Shanghai, August 7, 2025 — Researchers from East China University of Science and Technology (ECUST) have developed a novel catalyst that overcomes a long-standing challenge in producing high-purity olefins. Their work on a palladium-antimony (PdSb) intermetallic compound achieves both high activity and exceptional selectivity in the semi-hydrogenation of alkynes, a critical industrial process. The findings were published in the Journal of the American Chemical Society.
Selective hydrogenation of low-carbon alkynes is essential for producing polymer-grade ethylene and propylene.

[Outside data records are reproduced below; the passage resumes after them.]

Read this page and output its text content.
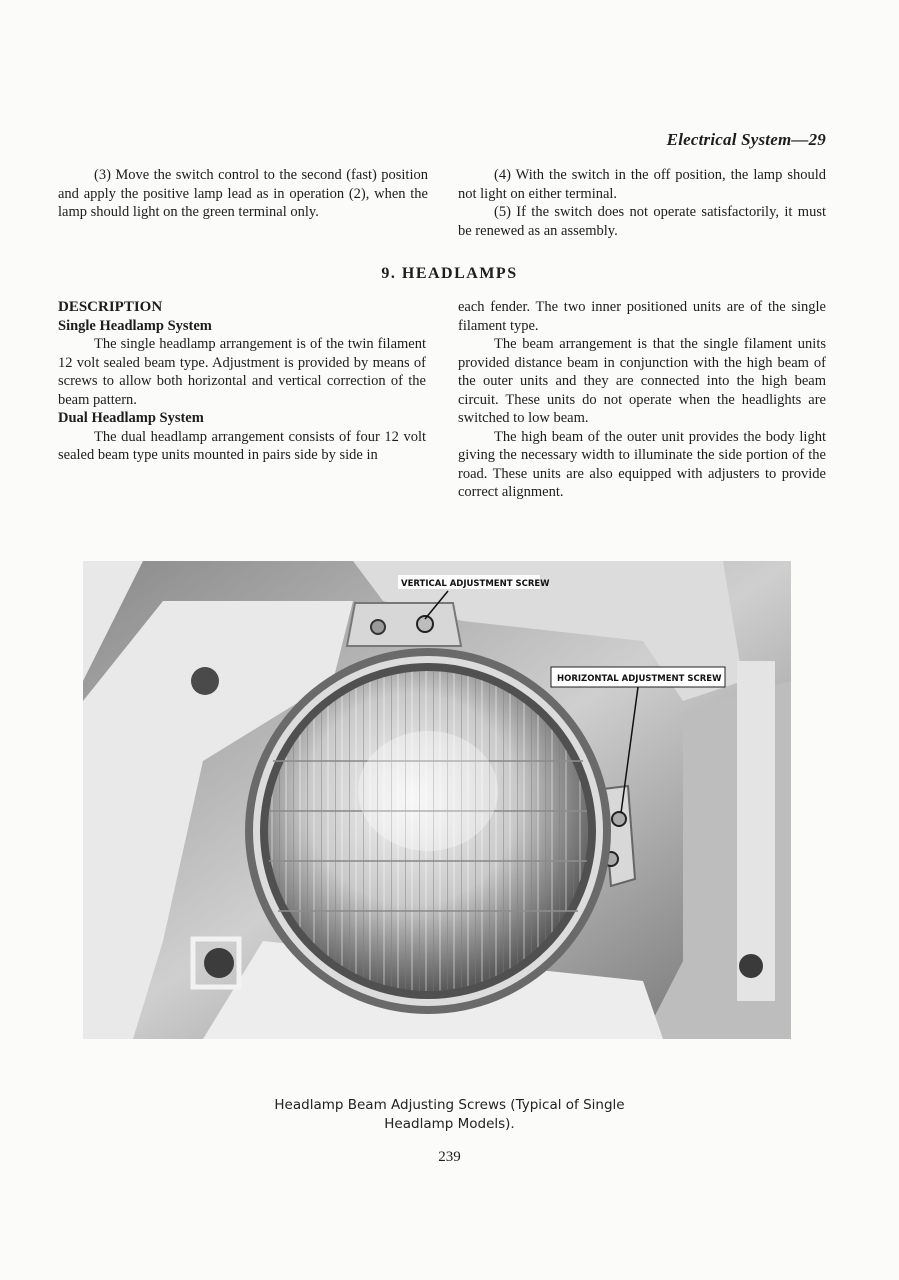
Electrical System—29

(3) Move the switch control to the second (fast) position and apply the positive lamp lead as in operation (2), when the lamp should light on the green terminal only.

(4) With the switch in the off position, the lamp should not light on either terminal.

(5) If the switch does not operate satisfactorily, it must be renewed as an assembly.

9. HEADLAMPS

DESCRIPTION

Single Headlamp System

The single headlamp arrangement is of the twin filament 12 volt sealed beam type. Adjustment is provided by means of screws to allow both horizontal and vertical correction of the beam pattern.

Dual Headlamp System

The dual headlamp arrangement consists of four 12 volt sealed beam type units mounted in pairs side by side in

each fender. The two inner positioned units are of the single filament type.

The beam arrangement is that the single filament units provided distance beam in conjunction with the high beam of the outer units and they are connected into the high beam circuit. These units do not operate when the headlights are switched to low beam.

The high beam of the outer unit provides the body light giving the necessary width to illuminate the side portion of the road. These units are also equipped with adjusters to provide correct alignment.

VERTICAL ADJUSTMENT SCREW
HORIZONTAL ADJUSTMENT SCREW
Headlamp Beam Adjusting Screws (Typical of Single
Headlamp Models).
239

Traditional palladium-based catalysts often suffer from over-hydrogenation and side reactions, creating a trade-off between achieving full conversion and maintaining high selectivity for the desired olefin product.
To solve this, the team designed a PdSb intermetallic catalyst featuring a unique synergistic structure. It combines surface Pd1Sb2 triatomic sites, which optimally adsorb the alkyne and olefin molecules, with neighboring sub-surface palladium (Pd) sites that efficiently activate hydrogen molecules. This spatial decoupling of reactant activation prevents competition and significantly enhances performance.
Under simulated industrial conditions, the new catalyst achieved 100% conversion for both acetylene and propyne. Remarkably, it also delivered record-high selectivity of 96.50% for ethylene and 98.65% for propylene, substantially outperforming all reported Pd-based catalysts and demonstrating a successful breakthrough in catalyst design.